356.509 Kilometer trennen Erde und Mond

Nur im Süden und Südwesten der Republik verdeckten dichte Wolken den Blick zum Firmament. Der Mond kommt der Erde derzeit so nah wie selten. Dadurch wirkt er besonders groß. Die echte Vollmondphase beginnt am Montag exakt um 14.52 Uhr. Nur drei Stunden zuvor kommt der Trabant mit nur 356.509 Kilometern Distanz in extreme Erdnähe. Erst am 7. April 2020 wird unser Nachbar im All der Erde mit 356 907 Kilometer ähnlich nahe kommen. Noch näher war er am 4. Januar 1912, als er bis auf 356 375 Kilometer an die Erde herankam.

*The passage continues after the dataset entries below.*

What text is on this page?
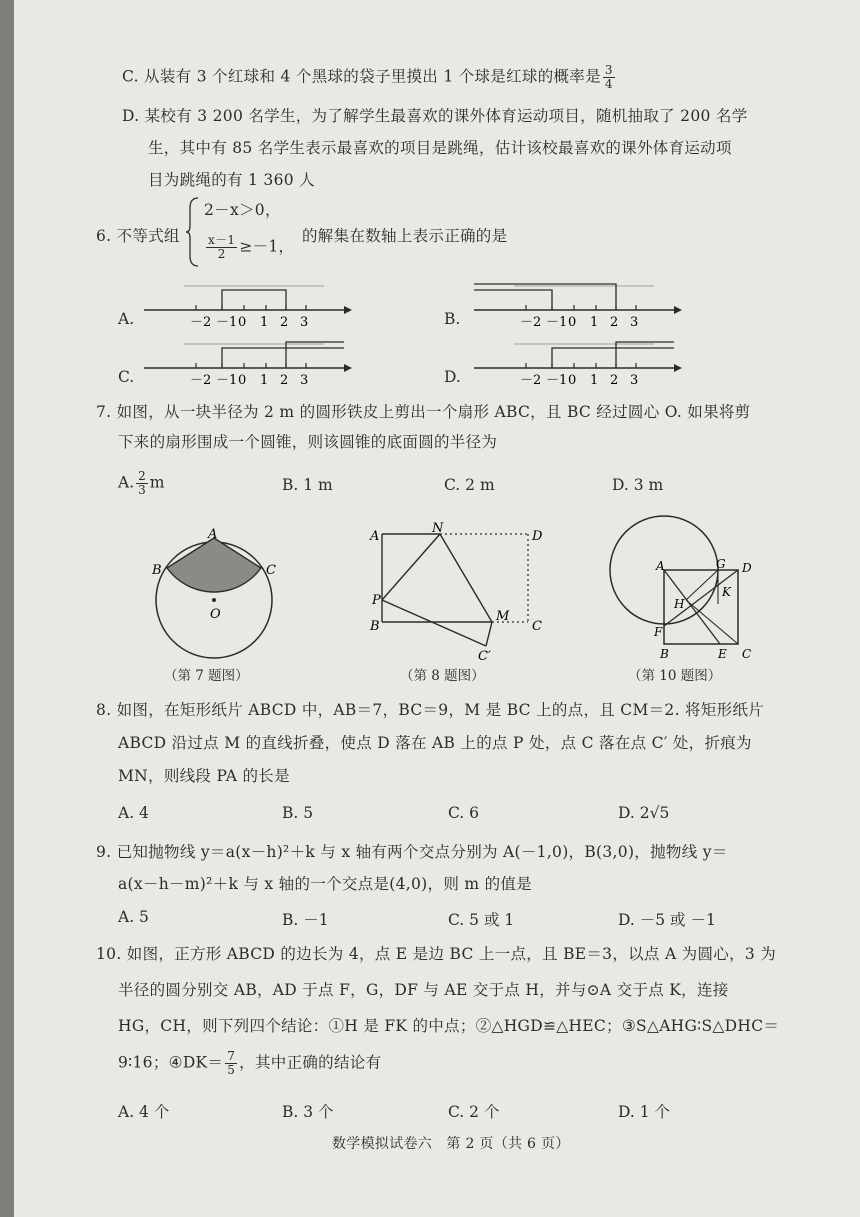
C. 从装有 3 个红球和 4 个黑球的袋子里摸出 1 个球是红球的概率是 $\frac{3}{4}$
D. 某校有 3 200 名学生，为了解学生最喜欢的课外体育运动项目，随机抽取了 200 名学
生，其中有 85 名学生表示最喜欢的项目是跳绳，估计该校最喜欢的课外体育运动项
目为跳绳的有 1 360 人
6. 不等式组
2－x＞0，
$\frac{x-1}{2} \ge-1$，
的解集在数轴上表示正确的是
A.	－2 －1 0 1 2 3	B.	－2 －1 0 1 2 3
C.	－2 －1 0 1 2 3	D.	－2 －1 0 1 2 3
7. 如图，从一块半径为 2 m 的圆形铁皮上剪出一个扇形 ABC，且 BC 经过圆心 O. 如果将剪
下来的扇形围成一个圆锥，则该圆锥的底面圆的半径为
A. $\frac{2}{3}$ m	B. 1 m	C. 2 m	D. 3 m
A
B	C
O
（第 7 题图）
A
N
D
P
B
M
C
C′
（第 8 题图）
A	G D
H
K
F
B	E C
（第 10 题图）
8. 如图，在矩形纸片 ABCD 中，AB＝7，BC＝9，M 是 BC 上的点，且 CM＝2. 将矩形纸片
ABCD 沿过点 M 的直线折叠，使点 D 落在 AB 上的点 P 处，点 C 落在点 C′ 处，折痕为
MN，则线段 PA 的长是
A. 4	B. 5	C. 6	D. 2√5
9. 已知抛物线 y＝a(x－h)²＋k 与 x 轴有两个交点分别为 A(－1,0)，B(3,0)，抛物线 y＝
a(x－h－m)²＋k 与 x 轴的一个交点是(4,0)，则 m 的值是
A. 5	B. －1	C. 5 或 1	D. －5 或 －1
10. 如图，正方形 ABCD 的边长为 4，点 E 是边 BC 上一点，且 BE＝3，以点 A 为圆心，3 为
半径的圆分别交 AB，AD 于点 F，G，DF 与 AE 交于点 H，并与⊙A 交于点 K，连接
HG，CH，则下列四个结论：①H 是 FK 的中点；②△HGD≌△HEC；③S△AHG∶S△DHC＝
9∶16；④DK＝ $\frac{7}{5}$ ，其中正确的结论有
A. 4 个	B. 3 个	C. 2 个	D. 1 个
数学模拟试卷六　第 2 页（共 6 页）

Wolken versperren am Montag Sicht auf den Supermond

Auch am Montag strahlt der Riesen-Vollmond am Nachthimmel. Dann dürften aber an vielen Orten in Deutschland dichte Wolkenfelder den Blick auf den Supermond behindern. Voraussichtlich bekommen ihn nur die Menschen in Brandenburg, Sachsen und der Osthälfte Bayerns zu sehen. In den übrigen Regionen Deutschlands ist der Himmel nach Angaben des DWD wolkenverhangen.

Die Nähe des Mondes beeinflusst auch die Gezeiten. «Je näher der Mond an der Erde ist, desto höher ist die Gravitationskraft. Das kann zu höheren Springfluten führen», erläutert Guido Thimm, Wissenschaftlicher Geschäftsführer am Zentrum für Astronomie der Universität Heidelberg. Gravierende Auswirkungen seien aber nicht zu erwarten. Springtiden bezeichnen eine besonders hohe Flut und eine besonders niedrige Ebbe.